Jrue Holiday price tag rumors further add to complicated offseason for Boston Celtics

Losing Tatum was one thing. But losing him when the franchise was already going to have to figure out how to cut salary makes things a whole lot more complicated. When the Celtics decided they wanted to pay everybody, it signaled they liked this core and wanted to keep them around as long as possible. But new luxury tax restrictions created a situation in which the bill was always going to come due after the 2024-25 season.

If this season had ended in a championship, it might be worth it. But they came up short after losing Tatum, which means they probably shouldn’t have coughed up $300 million for Jaylen Brown and another $100-plus million for Devin White. 

These are the decisions they are stuck with and now they have to figure out how to navigate this offseason.
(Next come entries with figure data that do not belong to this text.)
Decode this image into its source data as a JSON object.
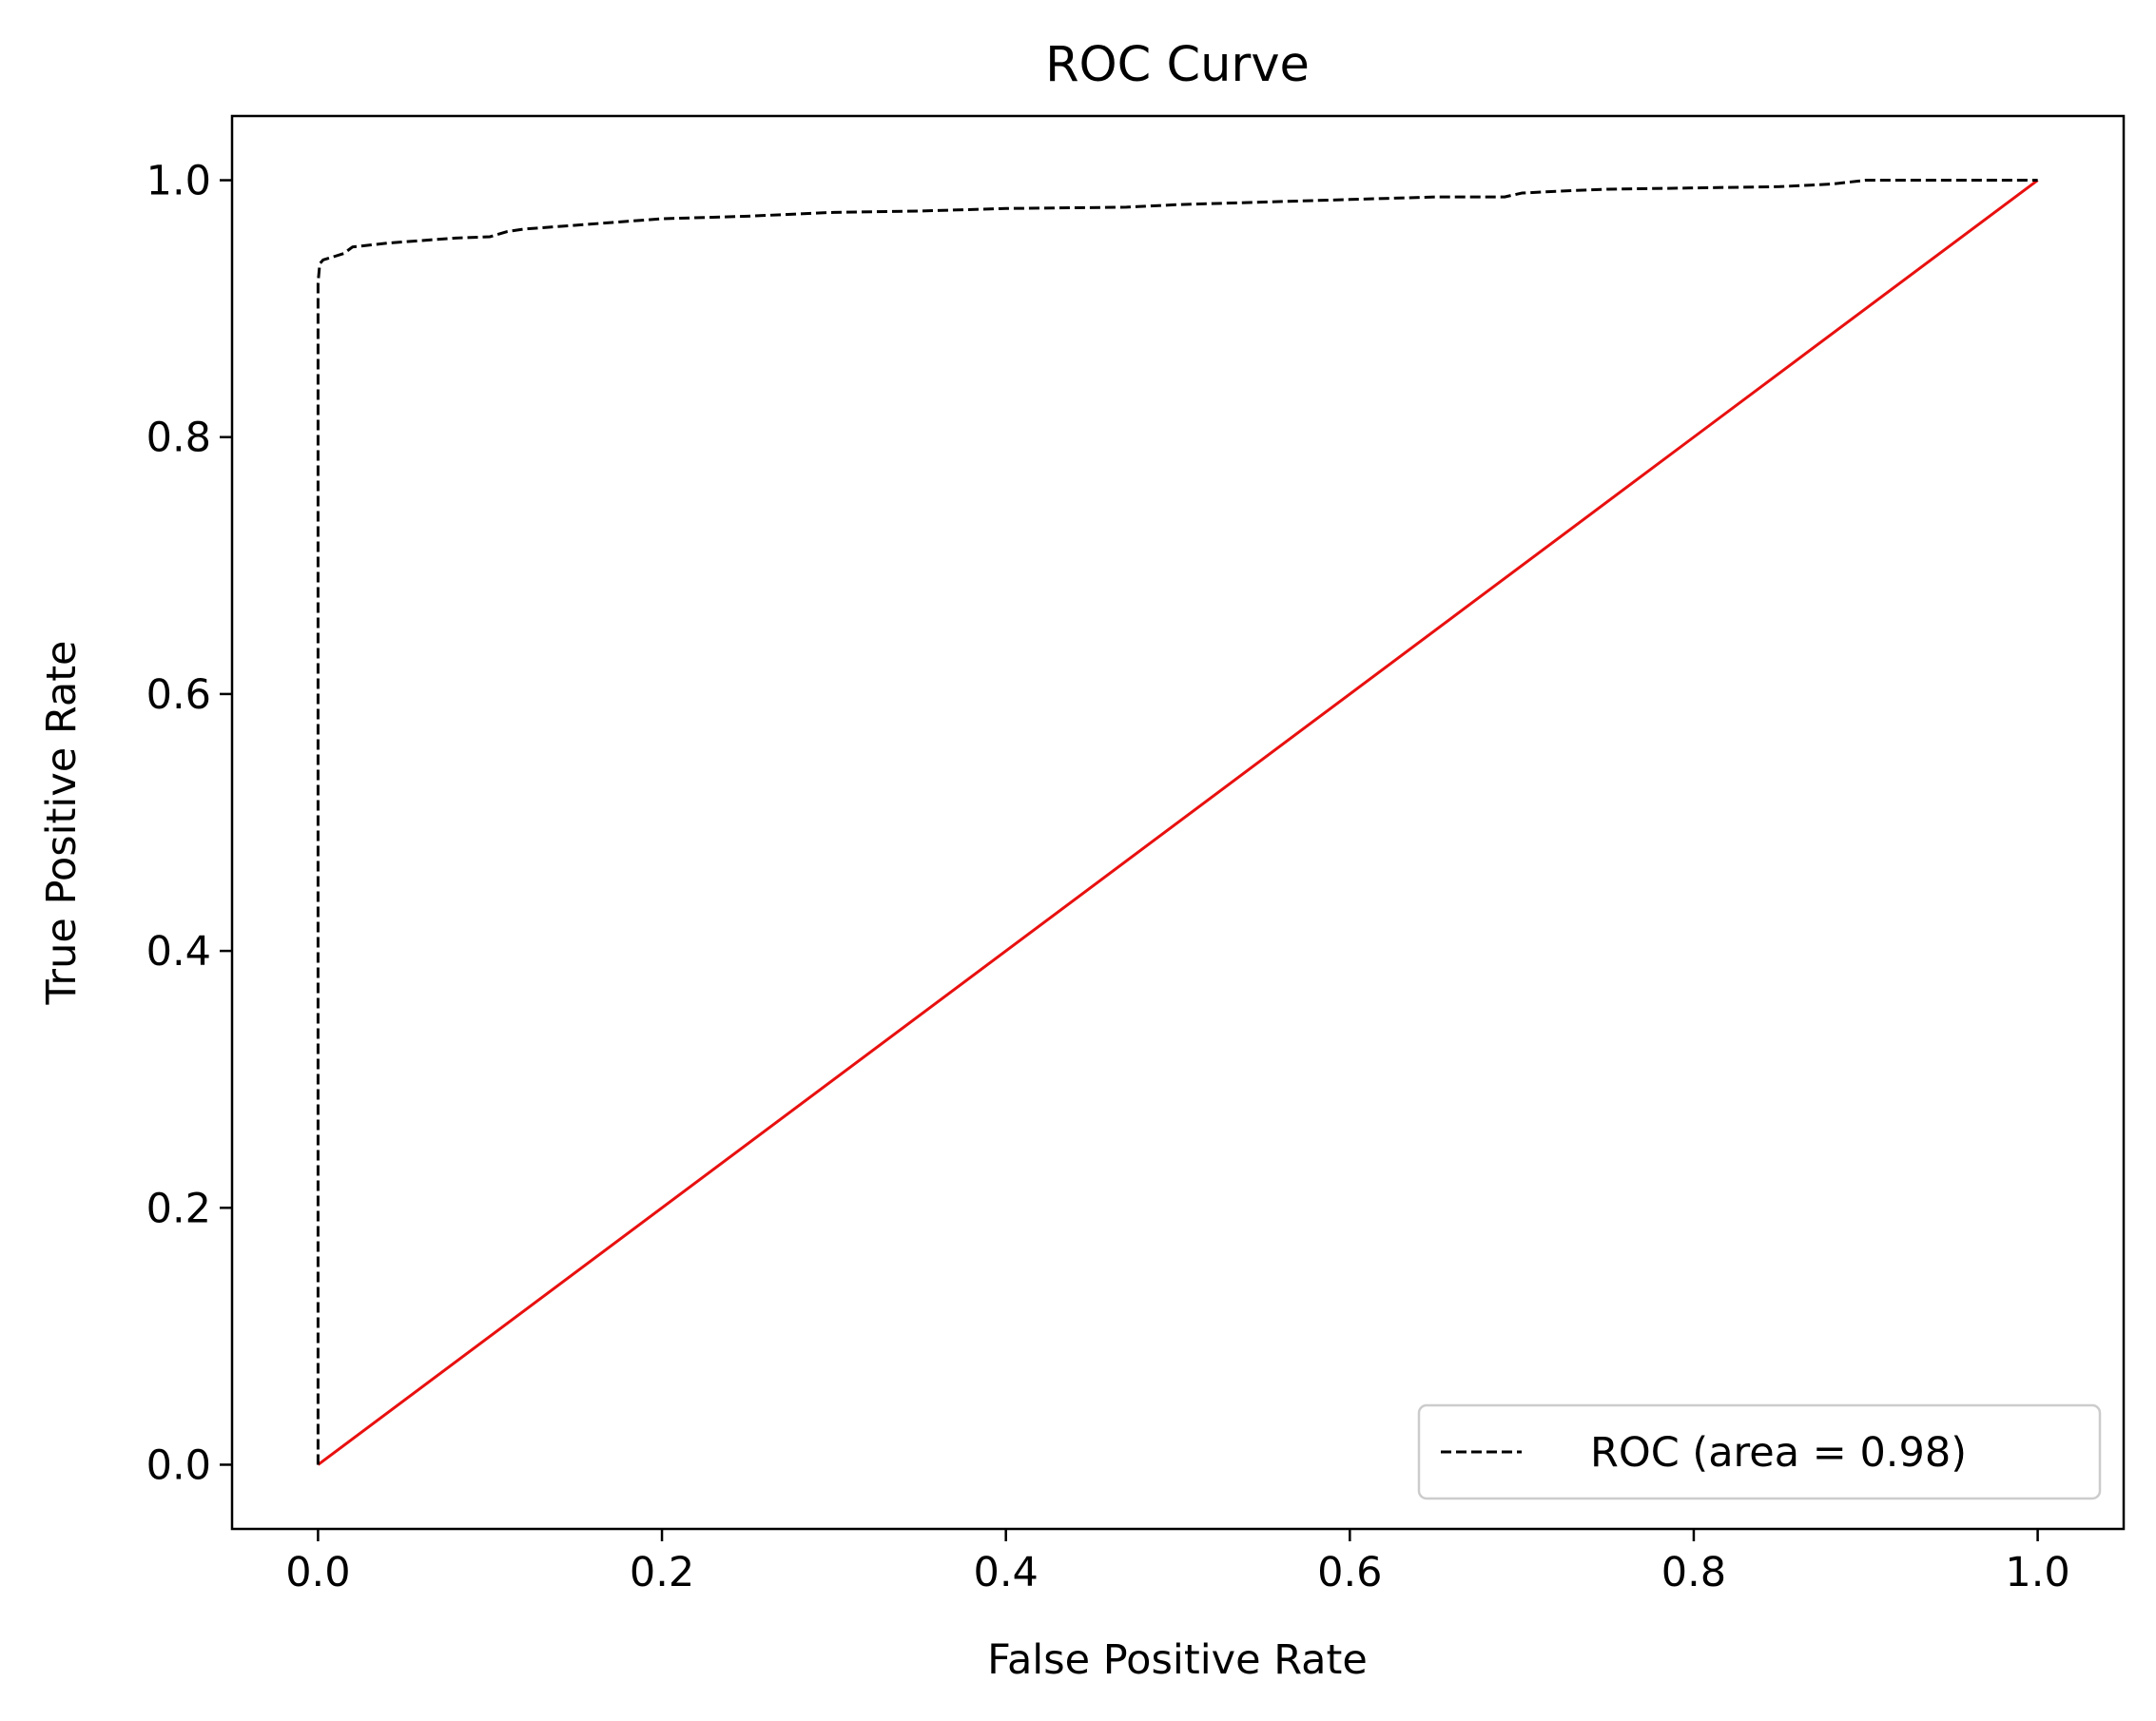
{
  "chart_data": {
    "type": "line",
    "title": "ROC Curve",
    "xlabel": "False Positive Rate",
    "ylabel": "True Positive Rate",
    "xlim": [
      -0.05,
      1.05
    ],
    "ylim": [
      -0.05,
      1.05
    ],
    "xticks": [
      "0.0",
      "0.2",
      "0.4",
      "0.6",
      "0.8",
      "1.0"
    ],
    "yticks": [
      "0.0",
      "0.2",
      "0.4",
      "0.6",
      "0.8",
      "1.0"
    ],
    "grid": false,
    "legend": {
      "position": "lower-right",
      "text": "ROC (area = 0.98)"
    },
    "series": [
      {
        "name": "ROC (area = 0.98)",
        "color": "#000000",
        "style": "dashed",
        "x": [
          0.0,
          0.0,
          0.0,
          0.001,
          0.003,
          0.008,
          0.015,
          0.02,
          0.04,
          0.06,
          0.08,
          0.1,
          0.11,
          0.12,
          0.15,
          0.18,
          0.2,
          0.25,
          0.3,
          0.35,
          0.4,
          0.47,
          0.5,
          0.55,
          0.6,
          0.65,
          0.69,
          0.7,
          0.73,
          0.75,
          0.8,
          0.85,
          0.88,
          0.9,
          0.95,
          1.0
        ],
        "y": [
          0.0,
          0.5,
          0.92,
          0.935,
          0.938,
          0.94,
          0.943,
          0.948,
          0.951,
          0.953,
          0.955,
          0.956,
          0.96,
          0.962,
          0.965,
          0.968,
          0.97,
          0.972,
          0.975,
          0.976,
          0.978,
          0.979,
          0.981,
          0.983,
          0.985,
          0.987,
          0.987,
          0.99,
          0.992,
          0.993,
          0.994,
          0.995,
          0.997,
          1.0,
          1.0,
          1.0
        ]
      },
      {
        "name": "",
        "color": "#e8100f",
        "style": "solid",
        "x": [
          0.0,
          1.0
        ],
        "y": [
          0.0,
          1.0
        ]
      }
    ]
  }
}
Brown will probably stick around as the front office purges this roster. But Holiday and Kristaps Porzingis seem to be on the chopping block, although both of them figure to be difficult to move in their own ways.

If the Celtics keep a good part of this core together, there’s no reason why Boston shouldn’t be a playoff team in the Eastern Conference even without Tatum. If they aren’t competitive by the trade deadline, it might be worth blowing this thing up and truly rebuilding around a healthy Tatum in 2026-27 and beyond.

Regardless of what the team decides, Holiday shouldn’t make it through the offseason. If he does, Boston just puts itself in an even more impossible situation. Whether it’s a first-round pick or not, Brad Stevens has to find a way to offload Holiday sooner rather than later.